Things Fall Apart

Sep 23, 2023

How bad would it be if your code broke? That’s a question I wish we asked ourselves more. Sometimes the answer is really really bad. If you write code for airplanes or medical devices, failure is quite literally fatal. Or maybe you’re writing software that trades billions of dollars of financial instruments. Failure is bad there, but maybe not as bad as in the previous group.

However, for the majority of us, the answer is not that dramatic. Maybe someone’s website won’t work for a bit. Maybe a dashboard will be out of sync. Maybe you lose a few users. Yes, it’s bad but it’s not bad.

Why is this a question worth asking? Because the potential downsides of code breaking dictate your strategy for software development. It dictates how often you release, how much testing you do, what you tell your users, and so on. It dictates your tolerance for risk.
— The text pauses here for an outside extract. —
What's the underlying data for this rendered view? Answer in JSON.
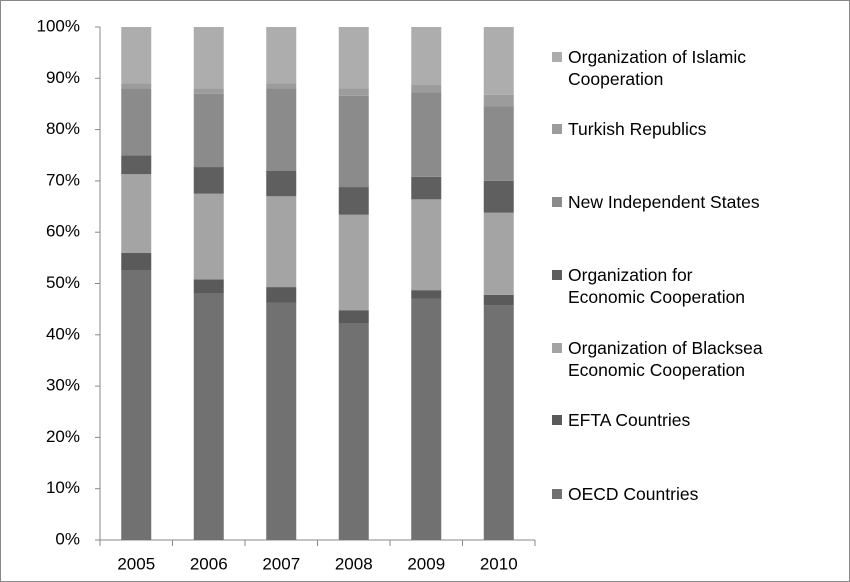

I remember discussing with a former colleague about shipping a developer tool. They hemmed and hawwed, and eventually confessed that they thought the tool was not ready for production. I was honestly pretty baffled. I asked them, “what does production mean here?” Because you see, our tool was not in any shape or form in the direct path for a user’s product. It would not affect the correctness of their code. The worst it would do is create some small amount of inconvenience. It was not running on a server. Nevermind that we had extensive testing and quite good code review.
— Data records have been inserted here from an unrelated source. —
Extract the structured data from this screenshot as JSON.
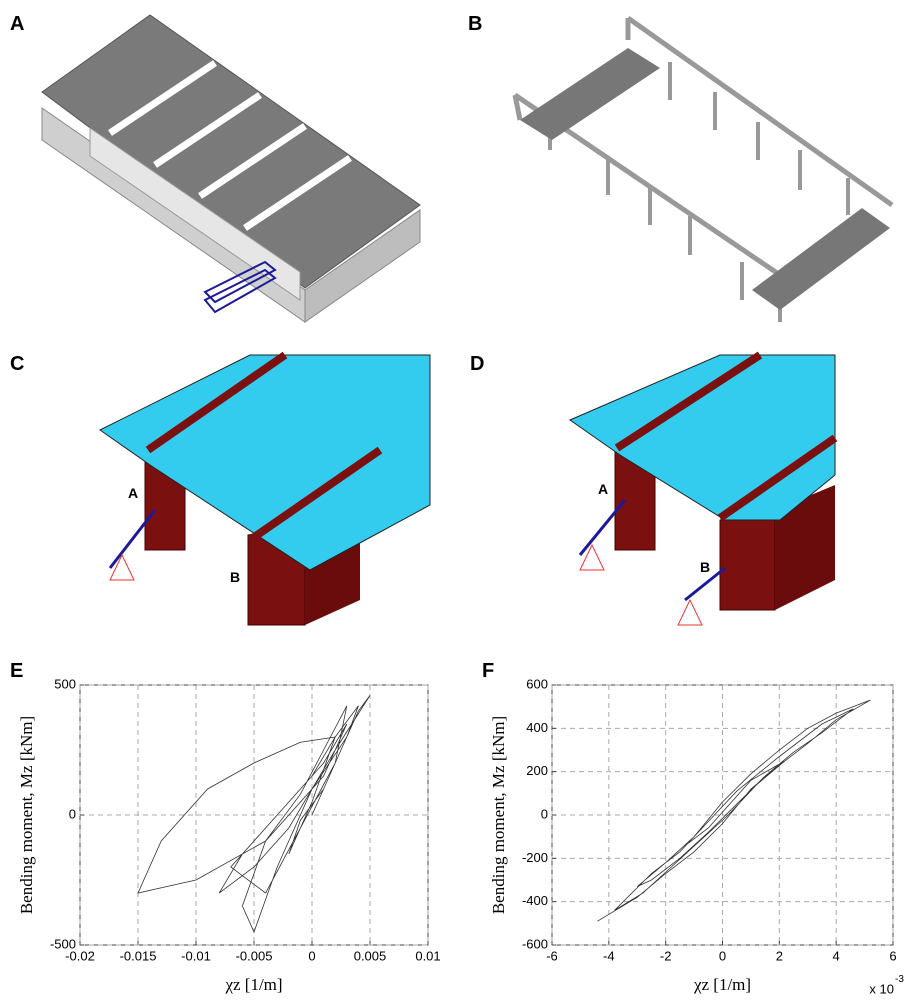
{
  "panels": [
    "A",
    "B",
    "C",
    "D"
  ],
  "panel_c_labels": [
    "A",
    "B"
  ],
  "panel_d_labels": [
    "A",
    "B"
  ],
  "chart_data": [
    {
      "type": "line",
      "label": "E",
      "xlabel": "χz [1/m]",
      "ylabel": "Bending moment, Mz [kNm]",
      "xlim": [
        -0.02,
        0.01
      ],
      "xticks": [
        -0.02,
        -0.015,
        -0.01,
        -0.005,
        0,
        0.005,
        0.01
      ],
      "ylim": [
        -500,
        500
      ],
      "yticks": [
        -500,
        0,
        500
      ],
      "grid": true,
      "series": [
        {
          "color": "#333333",
          "x": [
            0,
            0.002,
            0.004,
            0.005,
            0.002,
            -0.002,
            -0.005,
            -0.008,
            -0.006,
            -0.002,
            0.001,
            0.003,
            0.001,
            -0.004,
            -0.01,
            -0.015,
            -0.013,
            -0.009,
            -0.005,
            -0.001,
            0.002,
            0.004,
            0.003,
            0,
            -0.003,
            -0.005,
            -0.006,
            -0.004,
            -0.001,
            0.001,
            0.003,
            0.002,
            -0.001,
            -0.004,
            -0.007,
            -0.003,
            0,
            0.002,
            0,
            -0.002,
            -0.001,
            0.001
          ],
          "values": [
            0,
            200,
            400,
            460,
            250,
            -50,
            -200,
            -300,
            -150,
            50,
            200,
            350,
            150,
            -100,
            -250,
            -300,
            -100,
            100,
            200,
            280,
            300,
            420,
            300,
            100,
            -200,
            -450,
            -350,
            -100,
            80,
            250,
            420,
            200,
            -50,
            -300,
            -200,
            0,
            150,
            300,
            50,
            -150,
            -20,
            100
          ]
        }
      ]
    },
    {
      "type": "line",
      "label": "F",
      "xlabel": "χz [1/m]",
      "ylabel": "Bending moment, Mz [kNm]",
      "multiplier": "x 10",
      "multiplier_exp": "-3",
      "xlim": [
        -6,
        6
      ],
      "xticks": [
        -6,
        -4,
        -2,
        0,
        2,
        4,
        6
      ],
      "ylim": [
        -600,
        600
      ],
      "yticks": [
        -600,
        -400,
        -200,
        0,
        200,
        400,
        600
      ],
      "grid": true,
      "series": [
        {
          "color": "#333333",
          "x": [
            -4.4,
            -3,
            -2,
            -1,
            0,
            1,
            2,
            3,
            4,
            5.2,
            4,
            3,
            2,
            1,
            0,
            -1,
            -2,
            -3,
            -2.5,
            -1.5,
            -0.5,
            0.5,
            1.5,
            2.5,
            3.5,
            4.6,
            3.5,
            2,
            0.5,
            -0.5,
            -1.5,
            -2.5,
            -3.8,
            -2.8,
            -1.8,
            -0.8,
            0.2,
            1.2,
            2.2,
            1,
            -0.5,
            -1.2
          ],
          "values": [
            -490,
            -380,
            -270,
            -170,
            -40,
            120,
            230,
            330,
            440,
            530,
            470,
            400,
            300,
            190,
            60,
            -100,
            -220,
            -330,
            -300,
            -200,
            -80,
            50,
            180,
            290,
            380,
            490,
            420,
            270,
            110,
            -30,
            -170,
            -270,
            -440,
            -360,
            -240,
            -120,
            0,
            140,
            250,
            160,
            -60,
            -130
          ]
        }
      ]
    }
  ]
}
The issue here was twofold. The first is that errors are more damning if you don’t believe in your product’s inherent value. It’s like that old rule of dating: You’ll know if they’re interested. If someone is interested in your product, then you can have a couple bugs here and there and they’ll still use it. If the condition for the product is perfect execution, well, that’s an impossible condition. It’s like someone saying they’ll date you if you behave perfectly. Maybe they just don’t want to date you.

The second issue is pride. As software developers, we have a certain pride in our code. Our code is correct, not like those other developers. It’s why not-invented-here syndrome exists. It’s why developers reinvent the wheel. We believe that we can do better. As such, it’s not so nice to admit that you can’t write code that’s always better than other people’s code. It’s not so nice to admit that sometimes you mess up.

But that is the reality of programming. By shipping your code, you are opening yourself up to bugs, to ridicule, to people questioning your intelligence because how could you have missed such a simple bug?! Too bad. You will mess up. Projects with far more at stake have messed up. Bridges have collapsed; space shuttles have exploded; planes have crashed. Failure is how we learn.

You should not avoid failure at all costs. There is always too high a cost. Any sane manager understands this. If you asked them whether they would delay their release for a year if they could guarantee almost zero bugs, who would do it? What about two years? Ten? Never? Failure is something to be weighed and balanced. This is why we don’t build buildings with two feet thick walls out of poured concrete. There is a cost to infallibility.

I wish we discussed this more in my CS major. In the rare case study we’d study something like the Therac-25, which, while a good example of how concurrent programming can be tricky, is also a total strawman. I’ll be sure to review it when I start writing code for radiation therapy machines, but until then, I think the stakes are a little less dire.

And sometimes it’s okay to willingly create bugs for your users. I love writing Rust because it’s a wonderful, expressive, fast, well-designed language. I also love it because it’s totally obsessive about getting your code right. It will nitpick you on details like strings must be valid UTF-8 while filesystem paths do not have to be valid UTF-8. That can save your bacon. It can also send you into a spiral of obsessing about whether your users pass you a non-UTF-8 path and what should you do? And oh no, maybe we should figure out a way to rewrite the path and inform the user or maybe we could just pass bytes and then only convert to string when necessary, and so on. I love writing Rust, but on occasion I have to remind myself that it’s okay to just throw an error and tell the user to use a UTF-8 path. Sometimes it’s okay if your code doesn’t catch all of those edge cases.

Not to get all philosophical, but we’ll all be dead someday. It’s not worth wasting your time trying to ship perfect code.